French–Algerian football player (born 1984)

Youssef Sofiane (يوسف سُفيان; born 8 July 1984, in Villefranche-sur-Saône) is a French footballer who played in England, the Netherlands, France, Belgium, Algeria and Germany.

==Club career==
Of Algerian descent, Sofiane began his footballing career in August 2000 as a trainee at AJ Auxerre. He joined West Ham United in June 2002, when he was signed by manager Glenn Roeder on a free transfer as back-up to the club's strikers. Opportunities were rare however and he made only two appearances for West Ham, as a substitute in a 2–1 away win against Preston, and in a 3–1 win over Rushden in the first round of the League Cup, both in August 2003. He was loaned to Lille in January 2004 until the end of the 2003–04 season, and to Notts County on a one-month loan deal in September 2004, where he made three appearances, scoring one goal against Wrexham in the Football League Trophy. He then joined Dutch club Roda JC on loan through January–May 2005, where he made three substitute appearances. Despite playing in pre-season games, he was not given a squad number by West Ham for the 2005–06 season and his contract was terminated by mutual consent in August 2005. After trials with MK Dons and Coventry City, he joined Coventry on non-contract terms in October 2005. However, he made only one substitute appearance for Coventry before being released in January 2006.
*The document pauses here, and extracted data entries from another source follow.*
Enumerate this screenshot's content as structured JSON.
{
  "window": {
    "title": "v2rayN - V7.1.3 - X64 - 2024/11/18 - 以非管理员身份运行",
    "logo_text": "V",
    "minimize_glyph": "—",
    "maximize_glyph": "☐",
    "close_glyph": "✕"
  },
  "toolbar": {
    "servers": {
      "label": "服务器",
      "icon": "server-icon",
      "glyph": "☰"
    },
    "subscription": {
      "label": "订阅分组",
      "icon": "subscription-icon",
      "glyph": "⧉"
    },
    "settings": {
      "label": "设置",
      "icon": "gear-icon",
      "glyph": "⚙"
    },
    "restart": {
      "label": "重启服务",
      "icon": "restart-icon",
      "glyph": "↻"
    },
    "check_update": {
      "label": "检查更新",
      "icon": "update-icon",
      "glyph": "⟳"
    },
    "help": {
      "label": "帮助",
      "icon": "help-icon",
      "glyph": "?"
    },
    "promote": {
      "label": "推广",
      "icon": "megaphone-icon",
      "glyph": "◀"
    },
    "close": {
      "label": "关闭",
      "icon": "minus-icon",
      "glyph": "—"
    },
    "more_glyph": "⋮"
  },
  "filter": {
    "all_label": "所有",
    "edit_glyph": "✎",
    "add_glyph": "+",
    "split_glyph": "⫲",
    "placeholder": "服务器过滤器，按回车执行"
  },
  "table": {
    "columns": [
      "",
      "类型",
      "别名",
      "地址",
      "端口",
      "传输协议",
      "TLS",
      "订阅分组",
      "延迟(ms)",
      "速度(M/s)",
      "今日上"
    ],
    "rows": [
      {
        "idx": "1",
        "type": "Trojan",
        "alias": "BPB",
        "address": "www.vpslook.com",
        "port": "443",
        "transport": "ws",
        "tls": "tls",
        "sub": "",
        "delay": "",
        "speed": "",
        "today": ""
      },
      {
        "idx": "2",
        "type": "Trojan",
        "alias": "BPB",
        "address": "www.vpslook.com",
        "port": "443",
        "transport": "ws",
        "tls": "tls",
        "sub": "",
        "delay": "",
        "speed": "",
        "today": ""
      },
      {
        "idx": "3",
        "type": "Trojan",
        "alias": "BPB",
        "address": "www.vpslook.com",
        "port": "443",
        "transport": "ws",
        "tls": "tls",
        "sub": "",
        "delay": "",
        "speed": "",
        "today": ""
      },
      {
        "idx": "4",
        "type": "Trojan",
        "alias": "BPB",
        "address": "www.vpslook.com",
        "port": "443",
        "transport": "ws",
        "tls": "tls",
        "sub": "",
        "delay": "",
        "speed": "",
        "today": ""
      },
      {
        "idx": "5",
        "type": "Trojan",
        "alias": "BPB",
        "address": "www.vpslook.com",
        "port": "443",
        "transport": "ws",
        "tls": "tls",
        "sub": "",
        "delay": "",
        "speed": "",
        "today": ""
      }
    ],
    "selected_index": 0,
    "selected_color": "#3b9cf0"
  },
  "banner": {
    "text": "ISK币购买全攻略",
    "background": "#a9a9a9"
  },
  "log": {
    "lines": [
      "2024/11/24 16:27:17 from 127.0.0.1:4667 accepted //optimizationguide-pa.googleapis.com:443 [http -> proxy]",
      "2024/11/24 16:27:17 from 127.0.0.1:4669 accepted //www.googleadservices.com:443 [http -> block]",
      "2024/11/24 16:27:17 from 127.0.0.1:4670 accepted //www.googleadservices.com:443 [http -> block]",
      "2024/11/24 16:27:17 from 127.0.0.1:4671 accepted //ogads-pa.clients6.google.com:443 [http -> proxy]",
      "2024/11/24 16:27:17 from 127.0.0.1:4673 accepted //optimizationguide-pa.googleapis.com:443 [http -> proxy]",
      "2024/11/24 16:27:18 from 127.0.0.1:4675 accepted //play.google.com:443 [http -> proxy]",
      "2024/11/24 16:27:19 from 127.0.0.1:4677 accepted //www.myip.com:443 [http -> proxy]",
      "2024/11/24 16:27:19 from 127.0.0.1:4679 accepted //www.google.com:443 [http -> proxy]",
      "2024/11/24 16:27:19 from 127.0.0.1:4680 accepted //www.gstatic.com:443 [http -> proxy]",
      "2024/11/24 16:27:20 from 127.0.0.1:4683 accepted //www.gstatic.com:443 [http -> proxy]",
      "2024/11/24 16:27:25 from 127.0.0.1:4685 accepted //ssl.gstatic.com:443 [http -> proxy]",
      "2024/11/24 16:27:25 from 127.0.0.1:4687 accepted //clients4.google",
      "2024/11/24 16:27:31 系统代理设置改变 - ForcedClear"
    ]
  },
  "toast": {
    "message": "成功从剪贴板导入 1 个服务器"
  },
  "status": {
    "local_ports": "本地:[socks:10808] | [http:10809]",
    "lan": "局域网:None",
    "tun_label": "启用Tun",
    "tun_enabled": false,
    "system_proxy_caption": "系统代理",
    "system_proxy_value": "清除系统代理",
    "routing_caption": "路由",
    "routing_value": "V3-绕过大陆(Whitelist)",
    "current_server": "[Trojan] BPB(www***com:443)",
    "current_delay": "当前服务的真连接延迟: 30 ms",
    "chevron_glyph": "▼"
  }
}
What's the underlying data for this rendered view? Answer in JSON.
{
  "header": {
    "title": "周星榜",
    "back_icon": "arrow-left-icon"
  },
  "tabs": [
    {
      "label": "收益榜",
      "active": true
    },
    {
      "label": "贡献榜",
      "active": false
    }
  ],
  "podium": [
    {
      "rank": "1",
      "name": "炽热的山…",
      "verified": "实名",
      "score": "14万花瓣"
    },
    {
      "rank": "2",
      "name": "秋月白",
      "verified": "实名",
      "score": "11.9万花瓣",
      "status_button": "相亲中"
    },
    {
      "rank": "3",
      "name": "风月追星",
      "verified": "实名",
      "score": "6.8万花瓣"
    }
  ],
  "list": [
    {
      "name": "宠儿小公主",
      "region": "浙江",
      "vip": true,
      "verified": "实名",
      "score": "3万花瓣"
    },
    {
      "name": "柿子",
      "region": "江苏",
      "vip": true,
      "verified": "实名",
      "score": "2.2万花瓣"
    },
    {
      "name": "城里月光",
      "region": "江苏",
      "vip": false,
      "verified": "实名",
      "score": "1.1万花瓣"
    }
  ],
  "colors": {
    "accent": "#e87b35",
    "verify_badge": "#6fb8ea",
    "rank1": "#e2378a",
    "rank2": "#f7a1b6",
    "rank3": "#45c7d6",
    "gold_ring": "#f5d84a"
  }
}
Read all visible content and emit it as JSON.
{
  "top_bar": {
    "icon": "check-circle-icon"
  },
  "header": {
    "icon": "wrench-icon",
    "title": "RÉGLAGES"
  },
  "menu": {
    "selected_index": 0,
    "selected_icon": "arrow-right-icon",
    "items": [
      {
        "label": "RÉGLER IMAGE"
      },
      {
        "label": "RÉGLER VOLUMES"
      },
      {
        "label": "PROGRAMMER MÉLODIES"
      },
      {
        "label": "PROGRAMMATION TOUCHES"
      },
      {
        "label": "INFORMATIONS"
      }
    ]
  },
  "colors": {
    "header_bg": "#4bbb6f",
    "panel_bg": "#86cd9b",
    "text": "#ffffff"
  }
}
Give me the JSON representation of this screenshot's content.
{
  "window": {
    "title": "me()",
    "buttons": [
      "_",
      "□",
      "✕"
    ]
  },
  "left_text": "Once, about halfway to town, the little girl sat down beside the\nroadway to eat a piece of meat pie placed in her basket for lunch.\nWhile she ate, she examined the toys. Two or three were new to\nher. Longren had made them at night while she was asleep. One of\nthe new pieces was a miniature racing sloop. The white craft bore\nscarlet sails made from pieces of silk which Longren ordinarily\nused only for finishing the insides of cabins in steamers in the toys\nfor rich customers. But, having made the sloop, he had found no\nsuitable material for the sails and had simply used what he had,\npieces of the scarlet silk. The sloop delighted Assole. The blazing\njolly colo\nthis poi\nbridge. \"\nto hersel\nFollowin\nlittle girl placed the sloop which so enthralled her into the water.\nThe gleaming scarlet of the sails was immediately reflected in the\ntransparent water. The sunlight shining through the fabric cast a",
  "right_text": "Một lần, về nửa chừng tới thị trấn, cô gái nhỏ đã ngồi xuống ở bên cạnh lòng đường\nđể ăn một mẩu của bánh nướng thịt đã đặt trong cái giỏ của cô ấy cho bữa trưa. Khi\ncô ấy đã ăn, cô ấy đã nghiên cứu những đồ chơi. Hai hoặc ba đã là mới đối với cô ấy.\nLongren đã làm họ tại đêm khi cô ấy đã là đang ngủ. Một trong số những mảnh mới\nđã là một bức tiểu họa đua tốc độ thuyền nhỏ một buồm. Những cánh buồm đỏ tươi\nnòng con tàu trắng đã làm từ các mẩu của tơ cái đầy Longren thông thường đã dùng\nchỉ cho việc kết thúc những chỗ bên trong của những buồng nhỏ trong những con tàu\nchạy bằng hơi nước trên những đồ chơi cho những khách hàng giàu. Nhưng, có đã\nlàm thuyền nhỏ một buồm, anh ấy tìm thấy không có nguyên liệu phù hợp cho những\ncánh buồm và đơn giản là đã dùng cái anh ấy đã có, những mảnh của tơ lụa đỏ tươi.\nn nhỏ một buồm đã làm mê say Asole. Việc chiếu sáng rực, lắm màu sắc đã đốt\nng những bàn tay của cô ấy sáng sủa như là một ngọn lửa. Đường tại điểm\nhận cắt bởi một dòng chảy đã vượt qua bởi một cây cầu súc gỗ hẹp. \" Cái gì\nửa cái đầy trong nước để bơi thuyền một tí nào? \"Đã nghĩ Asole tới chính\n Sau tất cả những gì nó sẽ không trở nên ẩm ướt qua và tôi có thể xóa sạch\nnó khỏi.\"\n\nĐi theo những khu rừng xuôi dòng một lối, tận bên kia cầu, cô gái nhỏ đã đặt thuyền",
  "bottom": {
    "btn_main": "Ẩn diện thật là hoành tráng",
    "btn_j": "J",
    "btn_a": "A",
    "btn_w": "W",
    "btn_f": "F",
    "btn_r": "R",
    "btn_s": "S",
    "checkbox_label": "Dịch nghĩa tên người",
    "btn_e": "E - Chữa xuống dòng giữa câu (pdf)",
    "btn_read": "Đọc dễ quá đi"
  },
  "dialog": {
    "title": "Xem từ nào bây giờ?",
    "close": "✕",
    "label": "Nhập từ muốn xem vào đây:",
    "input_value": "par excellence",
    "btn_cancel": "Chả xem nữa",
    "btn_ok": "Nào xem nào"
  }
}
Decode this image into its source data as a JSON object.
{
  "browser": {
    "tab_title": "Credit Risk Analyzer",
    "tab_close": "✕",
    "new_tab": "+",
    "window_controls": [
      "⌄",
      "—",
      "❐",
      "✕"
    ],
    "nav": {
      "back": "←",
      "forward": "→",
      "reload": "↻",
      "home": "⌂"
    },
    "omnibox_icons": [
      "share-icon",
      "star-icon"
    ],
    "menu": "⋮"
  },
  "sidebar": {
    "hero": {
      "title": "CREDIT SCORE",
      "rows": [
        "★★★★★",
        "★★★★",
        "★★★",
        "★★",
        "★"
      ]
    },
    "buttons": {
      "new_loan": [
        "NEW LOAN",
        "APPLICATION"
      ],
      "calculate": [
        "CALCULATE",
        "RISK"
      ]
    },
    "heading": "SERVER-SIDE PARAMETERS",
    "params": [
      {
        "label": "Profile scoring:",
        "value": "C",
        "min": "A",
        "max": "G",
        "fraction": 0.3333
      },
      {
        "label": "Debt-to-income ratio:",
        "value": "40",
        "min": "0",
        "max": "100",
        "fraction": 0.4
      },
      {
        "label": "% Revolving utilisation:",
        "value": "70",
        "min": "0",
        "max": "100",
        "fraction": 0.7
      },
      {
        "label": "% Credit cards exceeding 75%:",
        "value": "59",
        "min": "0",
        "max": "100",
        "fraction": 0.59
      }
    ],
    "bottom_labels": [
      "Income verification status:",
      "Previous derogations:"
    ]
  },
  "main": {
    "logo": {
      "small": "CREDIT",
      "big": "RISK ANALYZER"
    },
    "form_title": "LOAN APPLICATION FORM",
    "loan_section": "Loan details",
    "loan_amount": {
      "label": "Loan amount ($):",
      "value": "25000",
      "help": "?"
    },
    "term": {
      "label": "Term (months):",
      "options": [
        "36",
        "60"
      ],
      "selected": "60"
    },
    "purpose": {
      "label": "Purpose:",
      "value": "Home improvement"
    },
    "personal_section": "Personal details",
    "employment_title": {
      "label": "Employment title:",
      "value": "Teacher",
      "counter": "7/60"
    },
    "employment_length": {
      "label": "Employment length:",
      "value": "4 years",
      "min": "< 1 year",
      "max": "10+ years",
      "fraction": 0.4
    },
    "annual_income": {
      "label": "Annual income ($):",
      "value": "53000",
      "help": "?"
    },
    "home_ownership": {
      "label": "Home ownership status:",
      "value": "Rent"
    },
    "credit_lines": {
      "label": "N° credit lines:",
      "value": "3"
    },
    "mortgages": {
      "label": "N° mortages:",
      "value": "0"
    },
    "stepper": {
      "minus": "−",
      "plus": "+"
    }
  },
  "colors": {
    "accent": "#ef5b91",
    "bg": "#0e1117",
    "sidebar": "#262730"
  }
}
After leaving Coventry, he played for La Louviere in the Belgian Jupiler League, Sportfreunde Siegen of the German Regionalliga, and US Lesquin in France.

On 7 December 2011, Sofiane signed an 18-month contract with ES Sétif. He signed as a free agent having been without a club after his contract with MC Alger ended in summer 2011.

Sofiane later became a football agent.

==Representative honours==
Sofiane represented France at Under-15 to Under-18 level.